Les témoignages obtenus des accusés depuis le début de leur détention par les forces américaines ont notamment soulevé de nombreuses contestations de la part des avocats de la défense.

Ils affirment que des aveux ont été obtenus sous la torture, notamment lors de leur période initiale de détention dans des prisons secrètes exploitées par la CIA.

Un rapport du Sénat américain a relevé notamment que Khalid Cheikh Mohammed avait été soumis plus de 180 fois à un simulacre de noyade, battu et contraint de subir à répétition une procédure de « réhydratation rectale » qui n’était aucunement justifiée sur le plan médical.

Les procureurs ont cherché à faire valoir que les témoignages obtenus après l’arrivée des détenus à Guantánamo par des agents du FBI qui n’utilisaient pas de méthodes coercitives devraient pouvoir servir, mais les juges se sont aussi montrés sceptiques à ce sujet.

Jurisprudence ?

La semaine dernière, un magistrat chargé du cas d’un autre détenu de Guantánamo, Abn al-Rahim al-Nashiri, accusé d’avoir orchestré l’attaque contre le navire USS Cole en 2000, a rendu une décision susceptible de faire jurisprudence.

Il a indiqué que les aveux obtenus par le FBI dans ce cas ne pouvaient être utilisés en justice parce qu’ils « dérivent » des actions de la CIA visant à casser toute résistance de la part du détenu et représentent en quelque sorte un « réflexe pavlovien » face aux questions soulevées.

Bien que la décision soit susceptible d’avoir une incidence importante dans les dossiers de Khalid Cheikh Mohammed et de ses présumés complices, elle n’explique pas la recherche par l’administration américaine de plaidoyers négociés, maintient Mme Strada.

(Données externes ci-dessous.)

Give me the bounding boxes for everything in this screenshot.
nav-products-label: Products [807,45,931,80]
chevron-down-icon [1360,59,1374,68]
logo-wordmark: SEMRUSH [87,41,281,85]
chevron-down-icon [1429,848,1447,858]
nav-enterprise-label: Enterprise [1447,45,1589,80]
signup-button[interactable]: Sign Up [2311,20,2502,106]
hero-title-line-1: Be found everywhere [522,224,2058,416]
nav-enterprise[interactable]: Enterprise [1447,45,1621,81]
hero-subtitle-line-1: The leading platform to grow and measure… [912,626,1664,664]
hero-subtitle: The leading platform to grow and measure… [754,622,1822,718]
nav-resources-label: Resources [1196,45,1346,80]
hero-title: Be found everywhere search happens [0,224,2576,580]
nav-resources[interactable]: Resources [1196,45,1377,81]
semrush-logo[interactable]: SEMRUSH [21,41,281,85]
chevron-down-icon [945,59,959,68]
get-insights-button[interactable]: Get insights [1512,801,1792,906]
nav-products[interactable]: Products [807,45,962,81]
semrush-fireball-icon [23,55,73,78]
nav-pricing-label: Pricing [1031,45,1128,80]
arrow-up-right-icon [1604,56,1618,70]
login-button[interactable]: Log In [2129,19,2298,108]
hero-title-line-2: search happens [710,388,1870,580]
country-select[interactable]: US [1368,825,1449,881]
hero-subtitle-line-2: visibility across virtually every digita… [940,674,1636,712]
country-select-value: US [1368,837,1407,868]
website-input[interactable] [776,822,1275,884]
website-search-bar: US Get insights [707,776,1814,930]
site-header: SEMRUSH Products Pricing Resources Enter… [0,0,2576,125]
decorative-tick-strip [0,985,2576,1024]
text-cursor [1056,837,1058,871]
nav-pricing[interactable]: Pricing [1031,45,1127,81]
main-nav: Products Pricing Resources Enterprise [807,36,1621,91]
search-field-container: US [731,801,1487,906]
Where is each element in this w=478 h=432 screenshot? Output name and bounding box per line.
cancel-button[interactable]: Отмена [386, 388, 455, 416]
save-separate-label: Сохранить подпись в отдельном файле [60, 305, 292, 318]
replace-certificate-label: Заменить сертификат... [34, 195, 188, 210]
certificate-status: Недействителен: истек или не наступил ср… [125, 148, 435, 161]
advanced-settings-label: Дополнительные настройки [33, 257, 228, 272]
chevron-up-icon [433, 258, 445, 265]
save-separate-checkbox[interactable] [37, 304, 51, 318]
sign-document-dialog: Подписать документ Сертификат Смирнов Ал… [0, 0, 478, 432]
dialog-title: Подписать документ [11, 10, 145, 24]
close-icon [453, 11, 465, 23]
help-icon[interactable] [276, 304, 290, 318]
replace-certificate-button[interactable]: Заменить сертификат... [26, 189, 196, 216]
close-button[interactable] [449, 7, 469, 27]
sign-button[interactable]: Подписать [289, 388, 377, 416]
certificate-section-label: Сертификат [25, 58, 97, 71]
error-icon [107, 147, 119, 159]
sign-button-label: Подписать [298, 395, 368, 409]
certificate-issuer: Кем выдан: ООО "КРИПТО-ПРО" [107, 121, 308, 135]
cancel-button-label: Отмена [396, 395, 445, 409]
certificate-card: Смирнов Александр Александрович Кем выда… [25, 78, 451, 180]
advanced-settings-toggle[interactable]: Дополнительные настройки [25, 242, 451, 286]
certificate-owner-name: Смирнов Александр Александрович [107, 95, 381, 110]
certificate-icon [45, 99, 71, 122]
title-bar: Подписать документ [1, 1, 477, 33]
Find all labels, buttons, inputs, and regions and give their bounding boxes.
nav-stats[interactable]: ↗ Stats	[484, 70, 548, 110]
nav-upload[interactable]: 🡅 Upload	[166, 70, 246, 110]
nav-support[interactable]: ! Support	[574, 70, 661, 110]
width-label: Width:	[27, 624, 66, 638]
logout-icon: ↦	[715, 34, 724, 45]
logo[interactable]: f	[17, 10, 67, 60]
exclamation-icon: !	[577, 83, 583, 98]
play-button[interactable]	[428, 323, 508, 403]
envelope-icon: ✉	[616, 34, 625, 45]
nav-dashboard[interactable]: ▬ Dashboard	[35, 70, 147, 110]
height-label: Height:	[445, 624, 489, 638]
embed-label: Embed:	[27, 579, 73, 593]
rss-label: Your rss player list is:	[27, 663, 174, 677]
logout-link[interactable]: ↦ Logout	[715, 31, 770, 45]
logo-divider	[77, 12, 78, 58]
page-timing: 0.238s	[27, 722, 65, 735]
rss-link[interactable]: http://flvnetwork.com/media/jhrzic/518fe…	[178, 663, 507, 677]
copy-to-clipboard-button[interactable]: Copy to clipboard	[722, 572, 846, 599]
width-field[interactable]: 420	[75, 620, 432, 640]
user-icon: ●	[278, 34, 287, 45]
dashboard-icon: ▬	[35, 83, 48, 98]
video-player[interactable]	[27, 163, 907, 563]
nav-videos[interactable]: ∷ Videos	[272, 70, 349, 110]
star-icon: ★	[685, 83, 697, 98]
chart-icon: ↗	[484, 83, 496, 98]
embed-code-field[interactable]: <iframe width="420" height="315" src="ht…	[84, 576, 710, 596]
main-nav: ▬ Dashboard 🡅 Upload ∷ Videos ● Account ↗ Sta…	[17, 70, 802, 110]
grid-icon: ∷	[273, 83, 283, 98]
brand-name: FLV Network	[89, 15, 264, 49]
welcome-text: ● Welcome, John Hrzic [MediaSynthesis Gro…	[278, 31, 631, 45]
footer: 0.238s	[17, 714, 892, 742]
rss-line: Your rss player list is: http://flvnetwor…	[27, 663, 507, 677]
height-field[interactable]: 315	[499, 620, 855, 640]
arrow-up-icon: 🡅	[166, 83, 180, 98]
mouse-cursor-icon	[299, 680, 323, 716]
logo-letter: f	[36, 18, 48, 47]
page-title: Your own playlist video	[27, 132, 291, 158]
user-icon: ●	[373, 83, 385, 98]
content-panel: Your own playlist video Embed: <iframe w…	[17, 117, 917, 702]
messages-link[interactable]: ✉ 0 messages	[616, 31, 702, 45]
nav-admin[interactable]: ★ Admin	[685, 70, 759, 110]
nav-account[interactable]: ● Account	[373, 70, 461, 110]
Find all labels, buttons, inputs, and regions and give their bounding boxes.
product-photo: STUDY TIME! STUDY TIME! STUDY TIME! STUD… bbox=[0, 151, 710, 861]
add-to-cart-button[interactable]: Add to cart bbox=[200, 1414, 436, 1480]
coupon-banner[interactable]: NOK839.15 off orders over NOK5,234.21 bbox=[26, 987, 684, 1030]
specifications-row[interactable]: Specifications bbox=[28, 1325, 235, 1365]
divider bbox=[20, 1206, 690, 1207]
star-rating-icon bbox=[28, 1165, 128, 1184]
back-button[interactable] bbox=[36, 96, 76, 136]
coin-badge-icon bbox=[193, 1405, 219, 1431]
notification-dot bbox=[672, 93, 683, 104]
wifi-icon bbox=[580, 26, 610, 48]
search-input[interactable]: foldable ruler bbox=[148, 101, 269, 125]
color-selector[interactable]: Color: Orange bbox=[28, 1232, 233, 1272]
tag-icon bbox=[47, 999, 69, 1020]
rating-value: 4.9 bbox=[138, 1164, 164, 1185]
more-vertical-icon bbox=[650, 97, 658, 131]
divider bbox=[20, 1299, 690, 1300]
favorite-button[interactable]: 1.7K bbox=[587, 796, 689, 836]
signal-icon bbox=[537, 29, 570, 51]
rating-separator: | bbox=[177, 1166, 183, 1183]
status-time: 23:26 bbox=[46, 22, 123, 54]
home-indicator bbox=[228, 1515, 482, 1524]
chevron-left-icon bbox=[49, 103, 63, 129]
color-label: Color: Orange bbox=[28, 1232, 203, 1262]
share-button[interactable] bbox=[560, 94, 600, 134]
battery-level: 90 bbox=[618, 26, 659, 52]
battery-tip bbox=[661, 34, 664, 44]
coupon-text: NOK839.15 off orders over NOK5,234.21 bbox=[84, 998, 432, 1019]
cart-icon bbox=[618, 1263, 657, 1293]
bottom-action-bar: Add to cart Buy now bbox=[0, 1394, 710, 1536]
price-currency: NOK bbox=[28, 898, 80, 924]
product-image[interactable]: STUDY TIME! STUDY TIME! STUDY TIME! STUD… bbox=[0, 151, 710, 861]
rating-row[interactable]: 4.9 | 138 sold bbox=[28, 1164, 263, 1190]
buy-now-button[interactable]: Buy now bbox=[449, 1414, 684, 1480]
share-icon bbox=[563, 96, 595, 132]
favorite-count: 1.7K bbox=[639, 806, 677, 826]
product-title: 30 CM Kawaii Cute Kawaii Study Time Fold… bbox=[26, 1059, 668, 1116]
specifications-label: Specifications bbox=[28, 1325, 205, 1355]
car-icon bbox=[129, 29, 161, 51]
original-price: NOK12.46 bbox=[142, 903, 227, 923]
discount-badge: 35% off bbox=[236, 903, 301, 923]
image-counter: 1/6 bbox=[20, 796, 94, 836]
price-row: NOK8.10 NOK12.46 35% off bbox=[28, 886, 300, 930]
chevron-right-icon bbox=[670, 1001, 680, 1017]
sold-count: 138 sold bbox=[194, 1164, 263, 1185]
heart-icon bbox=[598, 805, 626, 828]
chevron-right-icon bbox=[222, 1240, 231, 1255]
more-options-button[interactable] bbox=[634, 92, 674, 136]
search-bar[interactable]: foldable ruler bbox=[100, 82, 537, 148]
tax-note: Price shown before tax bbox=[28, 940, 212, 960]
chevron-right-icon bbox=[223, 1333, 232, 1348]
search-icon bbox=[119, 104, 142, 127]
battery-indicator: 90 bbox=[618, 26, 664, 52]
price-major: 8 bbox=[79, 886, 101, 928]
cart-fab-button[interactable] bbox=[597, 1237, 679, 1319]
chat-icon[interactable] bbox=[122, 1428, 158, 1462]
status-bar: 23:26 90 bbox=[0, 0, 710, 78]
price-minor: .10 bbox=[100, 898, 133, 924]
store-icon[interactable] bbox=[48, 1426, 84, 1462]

« Les procureurs ont assuré aux familles qu’ils avaient assez de preuves, sans avoir à utiliser leurs témoignages, pour les faire condamner », note la militante, qui accuse le gouvernement de vouloir protéger l’Arabie saoudite en évitant la tenue de procès potentiellement embarrassants.

Mme Strada, qui fait partie d’une organisation regroupant des milliers de familles des victimes des attentats du 11 septembre 2001, réclame depuis des années plus de transparence de Washington pour pouvoir clarifier l’étendue de la responsabilité de la monarchie saoudienne dans l’organisation des attentats.

Bien que l’administration de Joe Biden ait fait publier des documents suggérant que certains officiels saoudiens ont soutenu les efforts d’Al-Qaïda, « beaucoup de questions demeurent sans réponse », relève Mme Strada.

« Les administrations successives ont toutes voulu protéger les Saoudiens plutôt que de faire toute la lumière sur les causes de la mort de milliers d’Américains. Joe Biden a fait bouger un peu les choses, mais c’était avant qu’il aille rencontrer le prince héritier Mohammed ben Salmane » pour se réconcilier avec lui, dit-elle.